Interaction between cFLIP and Itch, a ubiquitin ligase, is obstructed in Trypanosoma cruzi-infected human cells

• Published in: Microbiology and immunology Vol. 52; no. 11; p. 539
• Main Authors: Murata, Eri, Hashimoto, Muneaki, Aoki, Takashi
• Format: Journal Article
• Language: English
• Published: Australia 01.11.2008
• Subjects: Animals; Apoptosis; CASP8 and FADD-Like Apoptosis Regulating Protein - metabolism; Chagas Disease - parasitology; Cysteine Proteinase Inhibitors - pharmacology; HeLa Cells; Humans; Immunoprecipitation; Leupeptins - pharmacology; Proteasome Inhibitors; Repressor Proteins - metabolism; Trypanosoma cruzi - parasitology; Ubiquitin-Protein Ligases - metabolism; Ubiquitination
• ISSN: 0385-5600; 1348-0421
• DOI: 10.1111/j.1348-0421.2008.00073.x

Death receptor-mediated host cell apoptosis, a defense strategy for elimination by the immune system of parasite-infected cells, is inhibited by Trypanosoma cruzi, the causative agent of Chagas' disease. It has previously been reported by us that, in infected cells, T. cruzi upregulates and exploits cFLIP(L), a mammalian inhibitor of death receptor signaling.

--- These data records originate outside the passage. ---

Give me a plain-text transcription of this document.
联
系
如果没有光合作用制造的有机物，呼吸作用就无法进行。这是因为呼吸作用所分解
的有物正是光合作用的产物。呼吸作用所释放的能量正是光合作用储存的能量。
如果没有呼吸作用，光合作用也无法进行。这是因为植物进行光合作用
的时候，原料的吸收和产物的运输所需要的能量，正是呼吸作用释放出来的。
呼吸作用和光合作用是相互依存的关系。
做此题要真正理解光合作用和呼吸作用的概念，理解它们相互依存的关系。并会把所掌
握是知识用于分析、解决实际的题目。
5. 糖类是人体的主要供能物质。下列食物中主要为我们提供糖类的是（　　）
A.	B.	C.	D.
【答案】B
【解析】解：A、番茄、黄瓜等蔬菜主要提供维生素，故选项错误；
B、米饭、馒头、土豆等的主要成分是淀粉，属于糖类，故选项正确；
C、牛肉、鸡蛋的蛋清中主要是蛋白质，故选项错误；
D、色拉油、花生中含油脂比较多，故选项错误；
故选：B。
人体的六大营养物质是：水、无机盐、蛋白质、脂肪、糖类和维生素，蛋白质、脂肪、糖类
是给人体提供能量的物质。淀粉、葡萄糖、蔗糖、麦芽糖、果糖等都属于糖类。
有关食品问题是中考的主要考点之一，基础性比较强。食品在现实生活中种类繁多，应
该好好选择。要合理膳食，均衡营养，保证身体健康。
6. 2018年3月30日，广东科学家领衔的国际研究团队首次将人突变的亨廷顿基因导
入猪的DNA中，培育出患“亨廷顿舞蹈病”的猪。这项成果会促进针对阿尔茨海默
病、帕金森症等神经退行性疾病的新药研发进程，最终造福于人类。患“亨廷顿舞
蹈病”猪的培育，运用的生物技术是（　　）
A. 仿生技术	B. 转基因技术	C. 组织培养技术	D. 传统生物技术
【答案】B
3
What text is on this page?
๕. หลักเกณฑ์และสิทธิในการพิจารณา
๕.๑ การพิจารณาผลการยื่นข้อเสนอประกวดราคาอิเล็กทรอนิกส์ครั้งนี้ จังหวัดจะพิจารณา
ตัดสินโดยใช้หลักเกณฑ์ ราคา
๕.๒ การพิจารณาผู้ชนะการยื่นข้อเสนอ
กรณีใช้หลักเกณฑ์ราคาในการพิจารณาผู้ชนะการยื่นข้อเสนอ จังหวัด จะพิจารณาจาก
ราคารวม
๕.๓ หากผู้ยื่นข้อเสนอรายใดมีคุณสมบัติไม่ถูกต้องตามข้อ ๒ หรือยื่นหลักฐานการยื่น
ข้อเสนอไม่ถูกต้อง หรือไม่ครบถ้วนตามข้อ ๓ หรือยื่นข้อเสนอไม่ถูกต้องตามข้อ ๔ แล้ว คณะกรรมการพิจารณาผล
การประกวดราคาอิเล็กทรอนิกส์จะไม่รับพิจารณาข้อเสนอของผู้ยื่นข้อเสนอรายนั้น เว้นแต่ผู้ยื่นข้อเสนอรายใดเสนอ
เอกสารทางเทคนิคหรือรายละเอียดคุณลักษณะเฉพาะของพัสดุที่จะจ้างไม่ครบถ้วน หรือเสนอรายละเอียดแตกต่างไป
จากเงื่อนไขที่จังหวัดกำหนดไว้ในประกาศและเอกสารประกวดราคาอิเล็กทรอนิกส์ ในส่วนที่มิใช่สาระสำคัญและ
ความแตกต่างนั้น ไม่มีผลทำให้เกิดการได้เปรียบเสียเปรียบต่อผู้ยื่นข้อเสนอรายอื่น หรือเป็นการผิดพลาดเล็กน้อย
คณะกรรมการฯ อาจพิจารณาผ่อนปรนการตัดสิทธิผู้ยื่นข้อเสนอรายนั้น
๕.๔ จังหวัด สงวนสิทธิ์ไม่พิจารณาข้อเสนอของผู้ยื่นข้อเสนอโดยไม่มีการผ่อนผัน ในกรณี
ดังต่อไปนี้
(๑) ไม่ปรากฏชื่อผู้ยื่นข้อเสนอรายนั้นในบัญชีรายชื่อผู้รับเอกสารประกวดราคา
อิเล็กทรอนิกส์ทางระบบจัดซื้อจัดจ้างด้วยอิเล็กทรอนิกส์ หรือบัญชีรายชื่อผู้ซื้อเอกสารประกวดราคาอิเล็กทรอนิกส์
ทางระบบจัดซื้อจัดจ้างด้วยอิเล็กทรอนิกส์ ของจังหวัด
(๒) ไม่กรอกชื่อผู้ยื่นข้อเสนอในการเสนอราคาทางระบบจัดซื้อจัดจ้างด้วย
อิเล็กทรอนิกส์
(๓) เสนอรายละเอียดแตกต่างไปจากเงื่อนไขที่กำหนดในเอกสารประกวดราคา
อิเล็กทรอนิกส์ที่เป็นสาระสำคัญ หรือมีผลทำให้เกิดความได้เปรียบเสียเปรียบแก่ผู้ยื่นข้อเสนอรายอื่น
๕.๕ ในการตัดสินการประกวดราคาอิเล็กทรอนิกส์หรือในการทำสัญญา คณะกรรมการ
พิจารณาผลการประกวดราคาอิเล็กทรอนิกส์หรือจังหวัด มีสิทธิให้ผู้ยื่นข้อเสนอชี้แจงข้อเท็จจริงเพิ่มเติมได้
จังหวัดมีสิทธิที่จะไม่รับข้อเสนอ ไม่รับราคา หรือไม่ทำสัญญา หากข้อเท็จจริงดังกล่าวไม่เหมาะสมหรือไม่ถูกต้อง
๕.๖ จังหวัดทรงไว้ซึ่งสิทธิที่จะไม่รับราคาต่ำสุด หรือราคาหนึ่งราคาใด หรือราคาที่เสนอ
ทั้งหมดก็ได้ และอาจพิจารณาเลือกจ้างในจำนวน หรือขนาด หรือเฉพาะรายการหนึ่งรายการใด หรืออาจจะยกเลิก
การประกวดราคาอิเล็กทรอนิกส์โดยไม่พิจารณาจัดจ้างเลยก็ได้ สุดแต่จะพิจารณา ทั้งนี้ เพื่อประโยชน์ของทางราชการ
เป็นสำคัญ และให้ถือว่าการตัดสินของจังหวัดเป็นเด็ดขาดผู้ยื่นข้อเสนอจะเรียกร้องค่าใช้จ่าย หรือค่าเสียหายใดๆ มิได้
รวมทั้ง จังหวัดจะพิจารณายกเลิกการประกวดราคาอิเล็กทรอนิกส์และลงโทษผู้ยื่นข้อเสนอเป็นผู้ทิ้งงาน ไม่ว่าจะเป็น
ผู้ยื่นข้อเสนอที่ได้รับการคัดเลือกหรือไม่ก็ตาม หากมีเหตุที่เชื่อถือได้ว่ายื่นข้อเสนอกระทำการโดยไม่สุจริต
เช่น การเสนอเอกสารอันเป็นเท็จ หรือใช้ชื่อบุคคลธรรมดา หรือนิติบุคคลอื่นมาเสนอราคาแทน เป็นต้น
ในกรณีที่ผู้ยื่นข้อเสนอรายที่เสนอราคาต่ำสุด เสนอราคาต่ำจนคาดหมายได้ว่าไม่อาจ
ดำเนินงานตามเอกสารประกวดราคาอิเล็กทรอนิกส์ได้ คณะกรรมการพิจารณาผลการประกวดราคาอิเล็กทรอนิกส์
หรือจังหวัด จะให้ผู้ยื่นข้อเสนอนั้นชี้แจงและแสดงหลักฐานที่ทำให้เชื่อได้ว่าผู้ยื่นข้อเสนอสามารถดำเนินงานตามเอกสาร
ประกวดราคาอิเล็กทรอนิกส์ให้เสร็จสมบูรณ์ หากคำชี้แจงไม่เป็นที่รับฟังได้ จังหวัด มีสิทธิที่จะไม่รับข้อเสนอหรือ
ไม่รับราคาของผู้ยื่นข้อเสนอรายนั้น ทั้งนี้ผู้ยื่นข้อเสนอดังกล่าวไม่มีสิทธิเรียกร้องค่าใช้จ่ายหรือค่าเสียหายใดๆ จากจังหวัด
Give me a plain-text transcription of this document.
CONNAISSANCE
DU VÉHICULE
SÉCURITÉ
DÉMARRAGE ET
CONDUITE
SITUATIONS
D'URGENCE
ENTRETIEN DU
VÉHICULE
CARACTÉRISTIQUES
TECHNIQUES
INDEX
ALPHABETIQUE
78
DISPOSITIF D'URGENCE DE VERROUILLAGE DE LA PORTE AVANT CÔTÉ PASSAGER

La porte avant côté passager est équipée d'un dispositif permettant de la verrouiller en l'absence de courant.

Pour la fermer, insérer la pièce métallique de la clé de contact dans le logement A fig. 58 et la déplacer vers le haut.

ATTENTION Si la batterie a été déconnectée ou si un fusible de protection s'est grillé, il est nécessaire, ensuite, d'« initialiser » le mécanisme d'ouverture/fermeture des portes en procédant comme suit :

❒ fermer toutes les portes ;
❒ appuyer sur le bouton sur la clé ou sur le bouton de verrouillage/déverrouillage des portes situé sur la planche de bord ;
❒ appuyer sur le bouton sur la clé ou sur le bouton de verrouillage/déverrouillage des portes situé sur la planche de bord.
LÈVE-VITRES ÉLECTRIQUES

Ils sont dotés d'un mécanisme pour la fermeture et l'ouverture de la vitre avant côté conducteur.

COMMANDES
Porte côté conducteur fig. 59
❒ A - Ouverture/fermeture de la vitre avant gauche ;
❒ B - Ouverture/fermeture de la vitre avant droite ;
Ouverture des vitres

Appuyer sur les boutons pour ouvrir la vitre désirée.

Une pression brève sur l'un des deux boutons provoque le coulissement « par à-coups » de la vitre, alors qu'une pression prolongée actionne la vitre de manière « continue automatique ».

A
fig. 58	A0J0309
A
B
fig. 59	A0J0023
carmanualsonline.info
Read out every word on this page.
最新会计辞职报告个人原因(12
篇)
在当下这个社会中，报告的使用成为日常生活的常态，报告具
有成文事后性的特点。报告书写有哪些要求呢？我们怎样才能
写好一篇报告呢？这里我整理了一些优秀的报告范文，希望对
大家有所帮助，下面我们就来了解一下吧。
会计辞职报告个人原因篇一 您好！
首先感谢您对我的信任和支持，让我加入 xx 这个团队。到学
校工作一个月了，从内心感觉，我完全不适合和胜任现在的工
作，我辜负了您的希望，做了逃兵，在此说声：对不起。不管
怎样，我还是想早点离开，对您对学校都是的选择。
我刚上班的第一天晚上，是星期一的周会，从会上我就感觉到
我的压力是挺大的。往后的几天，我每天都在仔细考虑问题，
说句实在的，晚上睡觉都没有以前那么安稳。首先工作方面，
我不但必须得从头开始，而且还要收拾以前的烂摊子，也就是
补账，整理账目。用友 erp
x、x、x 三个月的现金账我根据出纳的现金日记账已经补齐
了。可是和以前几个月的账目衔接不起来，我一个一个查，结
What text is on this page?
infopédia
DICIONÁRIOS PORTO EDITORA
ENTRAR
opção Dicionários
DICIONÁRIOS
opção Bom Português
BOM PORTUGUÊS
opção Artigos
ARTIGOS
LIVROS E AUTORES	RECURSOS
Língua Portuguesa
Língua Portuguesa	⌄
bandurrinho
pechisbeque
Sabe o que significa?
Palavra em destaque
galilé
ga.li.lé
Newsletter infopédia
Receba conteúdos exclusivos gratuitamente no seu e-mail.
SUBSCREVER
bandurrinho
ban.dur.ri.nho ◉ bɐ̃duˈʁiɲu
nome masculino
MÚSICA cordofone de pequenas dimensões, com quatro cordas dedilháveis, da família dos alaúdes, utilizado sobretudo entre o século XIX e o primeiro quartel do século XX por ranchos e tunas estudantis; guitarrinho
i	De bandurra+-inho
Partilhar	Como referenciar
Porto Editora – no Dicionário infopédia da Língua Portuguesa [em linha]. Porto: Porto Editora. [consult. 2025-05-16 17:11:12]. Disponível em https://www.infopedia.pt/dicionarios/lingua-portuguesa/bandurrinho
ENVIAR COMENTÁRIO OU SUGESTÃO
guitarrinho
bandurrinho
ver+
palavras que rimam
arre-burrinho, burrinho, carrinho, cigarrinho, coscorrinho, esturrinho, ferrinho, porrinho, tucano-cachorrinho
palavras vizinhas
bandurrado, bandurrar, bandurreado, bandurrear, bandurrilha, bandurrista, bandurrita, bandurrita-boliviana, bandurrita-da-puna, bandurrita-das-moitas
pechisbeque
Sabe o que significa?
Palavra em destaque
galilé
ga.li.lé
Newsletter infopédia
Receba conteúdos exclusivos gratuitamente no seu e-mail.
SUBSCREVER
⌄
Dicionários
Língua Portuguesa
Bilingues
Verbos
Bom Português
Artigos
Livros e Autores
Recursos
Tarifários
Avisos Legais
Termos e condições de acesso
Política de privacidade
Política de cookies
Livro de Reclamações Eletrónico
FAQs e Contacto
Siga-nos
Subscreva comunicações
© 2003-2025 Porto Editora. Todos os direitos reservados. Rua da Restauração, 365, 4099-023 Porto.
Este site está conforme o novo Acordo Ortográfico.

Here it is shown that ubiquitination of cFLIP(L,) leading to proteasomal degradation, is inhibited in parasite-infected cells. The extent of expression of Itch, a protein thought to be an ubiquitin ligase for cFLIP(L), was found to be equivalent in T. cruzi-infected and in uninfected cells. However, co-immunoprecipitation analysis showed that the interaction between cFLIP(L) and Itch is strongly inhibited in T. cruzi-infected cells. This unique parasite strategy, which has not been reported in any other pathogen-infected cells, may allow the host cell to accumulate cFLIP(L), eventually resulting in the inhibition of apoptosis of T. cruzi-infected cells.